Those that read this blog regularly know about the Contemplative Eucharists that I do on Wednesday mornings (and now, also on Saturday afternoons). It's basically just a Communion service done in a contemplative style. Lots of silence and meditation. Over time it has evolved. Now I have a regular group of four people who come almost every week. I've also moved away from a set text and now do all the prayers (including the Eucharistic prayers) extemporaneously.
I could write a whole essay (or even a book) about the "how" and "why" of praying the Eucharistic off-the-cuff. Certainly it's not something I would recommend to just anybody, it takes a lot of preparation and discipline to do with the integrity. But there is an ancient precedent for this sort of prayer in the Mozarabic Rite. Also keep in mind that this is not something I do on Sunday mornings and I have the permission of the Bishop. The final ingredient is a community of worshippers who are sophisticated enough in their theology and well formed enough in their spirituality to make this work.
And when it works... it's gorgeous. This morning was one of those mornings when I think we all felt blessed by the presence of the Holy Spirit. After doing the liturgy we spent some time talking, as is our custom. The topic was the Gospel text for the day--Jesus talking about how he has come to fulfil, not abolish, the law. From that we started talking about the freedom we have in Christ and the discipline of living a holy life. It was beautiful.
It occurred to me, afterwards, that building up this little service for four people has required a lot of discipline from me. I've had to show up every Wednesday for years to make this happen. And the spiritual rewards for that work are beyond value, as far as I am concerned.

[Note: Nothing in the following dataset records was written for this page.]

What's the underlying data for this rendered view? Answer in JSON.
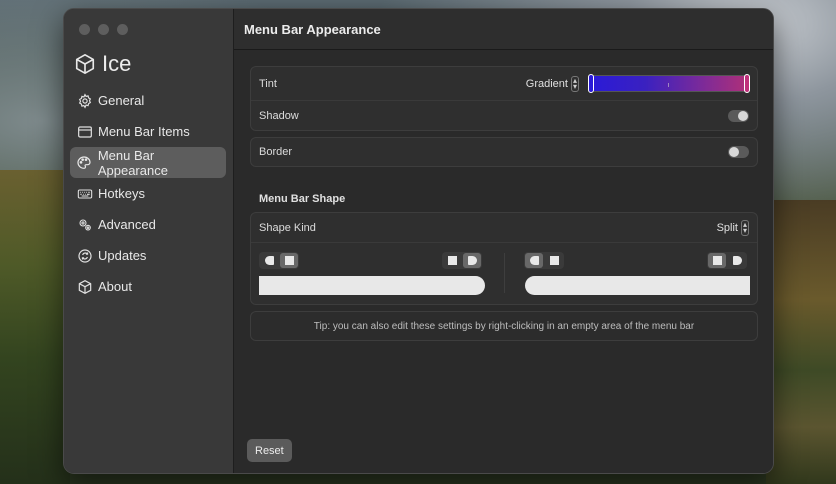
{
  "app": {
    "name": "Ice"
  },
  "sidebar": {
    "items": [
      {
        "label": "General",
        "icon": "gear-icon"
      },
      {
        "label": "Menu Bar Items",
        "icon": "menubar-icon"
      },
      {
        "label": "Menu Bar Appearance",
        "icon": "palette-icon",
        "active": true
      },
      {
        "label": "Hotkeys",
        "icon": "keyboard-icon"
      },
      {
        "label": "Advanced",
        "icon": "gears-icon"
      },
      {
        "label": "Updates",
        "icon": "refresh-icon"
      },
      {
        "label": "About",
        "icon": "box-icon"
      }
    ]
  },
  "main": {
    "title": "Menu Bar Appearance",
    "tint": {
      "label": "Tint",
      "value": "Gradient",
      "gradient_start": "#2a1ad8",
      "gradient_end": "#c0307a"
    },
    "shadow": {
      "label": "Shadow",
      "enabled": true
    },
    "border": {
      "label": "Border",
      "enabled": false
    },
    "shape_section_title": "Menu Bar Shape",
    "shape_kind": {
      "label": "Shape Kind",
      "value": "Split"
    },
    "tip": "Tip: you can also edit these settings by right-clicking in an empty area of the menu bar",
    "reset_label": "Reset"
  }
}
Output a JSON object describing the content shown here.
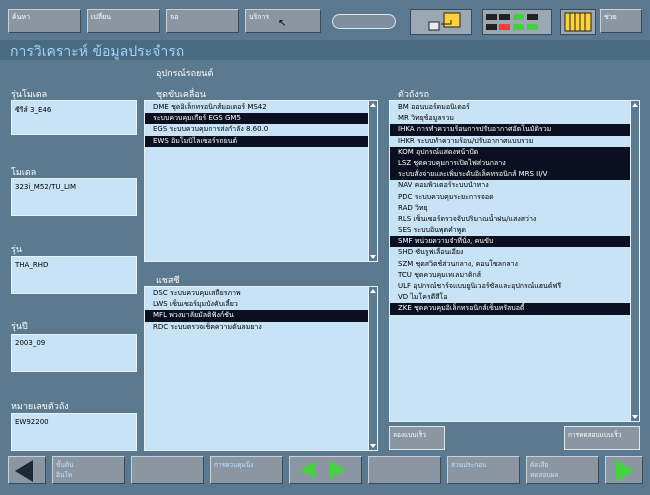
{
  "toolbar": {
    "btn1": "ค้นหา",
    "btn2": "เปลี่ยน",
    "btn3": "จอ",
    "btn4": "บริการ",
    "help": "ช่วย"
  },
  "title": "การวิเคราะห์  ข้อมูลประจำรถ",
  "section_vehicle_equipment": "อุปกรณ์รถยนต์",
  "left": {
    "series_label": "รุ่นโมเดล",
    "series_value": "ซีรีส์ 3_E46",
    "model_label": "โมเดล",
    "model_value": "323i_M52/TU_LIM",
    "version_label": "รุ่น",
    "version_value": "THA_RHD",
    "year_label": "รุ่นปี",
    "year_value": "2003_09",
    "chassis_label": "หมายเลขตัวถัง",
    "chassis_value": "EW92200"
  },
  "drivetrain": {
    "header": "ชุดขับเคลื่อน",
    "items": [
      {
        "label": "DME ชุดอิเล็กทรอนิกส์มอเตอร์ MS42",
        "selected": false
      },
      {
        "label": "ระบบควบคุมเกียร์ EGS GM5",
        "selected": true
      },
      {
        "label": "EGS ระบบควบคุมการส่งกำลัง 8.60.0",
        "selected": false
      },
      {
        "label": "EWS อิมโมบิไลเซอร์รถยนต์",
        "selected": true
      }
    ]
  },
  "chassis": {
    "header": "แชสซี",
    "items": [
      {
        "label": "DSC ระบบควบคุมเสถียรภาพ",
        "selected": false
      },
      {
        "label": "LWS เซ็นเซอร์มุมบังคับเลี้ยว",
        "selected": false
      },
      {
        "label": "MFL พวงมาลัยมัลติฟังก์ชัน",
        "selected": true
      },
      {
        "label": "RDC ระบบตรวจเช็คความดันลมยาง",
        "selected": false
      }
    ]
  },
  "body": {
    "header": "ตัวถังรถ",
    "items": [
      {
        "label": "BM ออนบอร์ดมอนิเตอร์",
        "selected": false
      },
      {
        "label": "MR วิทยุข้อมูลรวม",
        "selected": false
      },
      {
        "label": "IHKA การทำความร้อนการปรับอากาศอัตโนมัติรวม",
        "selected": true
      },
      {
        "label": "IHKR ระบบทำความร้อน/ปรับอากาศแบบรวม",
        "selected": false
      },
      {
        "label": "KOM อุปกรณ์แสดงหน้าปัด",
        "selected": true
      },
      {
        "label": "LSZ ชุดควบคุมการเปิดไฟส่วนกลาง",
        "selected": true
      },
      {
        "label": "ระบบสั่งจ่ายและเพิ่มระดับอิเล็คทรอนิกส์ MRS II/V",
        "selected": true
      },
      {
        "label": "NAV คอมพิวเตอร์ระบบนำทาง",
        "selected": false
      },
      {
        "label": "PDC ระบบควบคุมระยะการจอด",
        "selected": false
      },
      {
        "label": "RAD วิทยุ",
        "selected": false
      },
      {
        "label": "RLS เซ็นเซอร์ตรวจจับปริมาณน้ำฝน/แสงสว่าง",
        "selected": false
      },
      {
        "label": "SES ระบบอินพุตคำพูด",
        "selected": false
      },
      {
        "label": "SMF หน่วยความจำที่นั่ง, คนขับ",
        "selected": true
      },
      {
        "label": "SHD ซันรูฟเลื่อนเอียง",
        "selected": false
      },
      {
        "label": "SZM ชุดสวิตช์ส่วนกลาง, คอนโซลกลาง",
        "selected": false
      },
      {
        "label": "TCU ชุดควบคุมเทเลมาติกส์",
        "selected": false
      },
      {
        "label": "ULF อุปกรณ์ชาร์จแบบยูนิเวอร์ซัลและอุปกรณ์แฮนด์ฟรี",
        "selected": false
      },
      {
        "label": "VD ไมโครดีสีโอ",
        "selected": false
      },
      {
        "label": "ZKE ชุดควบคุมอิเล็กทรอนิกส์เซ็นทรัลบอดี้",
        "selected": true
      }
    ],
    "btn_left": "ลองแบบเร็ว",
    "btn_right": "การทดสอบแบบเร็ว"
  },
  "bottom": {
    "b1": "ขั้นต้น\nอินโพ",
    "b2": "",
    "b3": "การควบคุมนิ่ง",
    "b4": "",
    "b5": "",
    "b6": "ส่วนประกอบ",
    "b7": "ตัดเสีย\nทดสอบผล"
  }
}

It's a classic pattern of ministry, and has taught me an important lesson about priest-craft. Gathering and building up a community of disciples of Jesus takes time and the wilingness to show up, week after week, even when the ground seems dry and unyielding. Forget about quick fixes and rejoice in small blessings.
I'm going to Canterbury Cathedral this summer for a retreat. I'm thinking that I should add a few days to the trip to see if I can find some little groups of Christ-followers that have stories of faithfulness I can bring back to Toronto.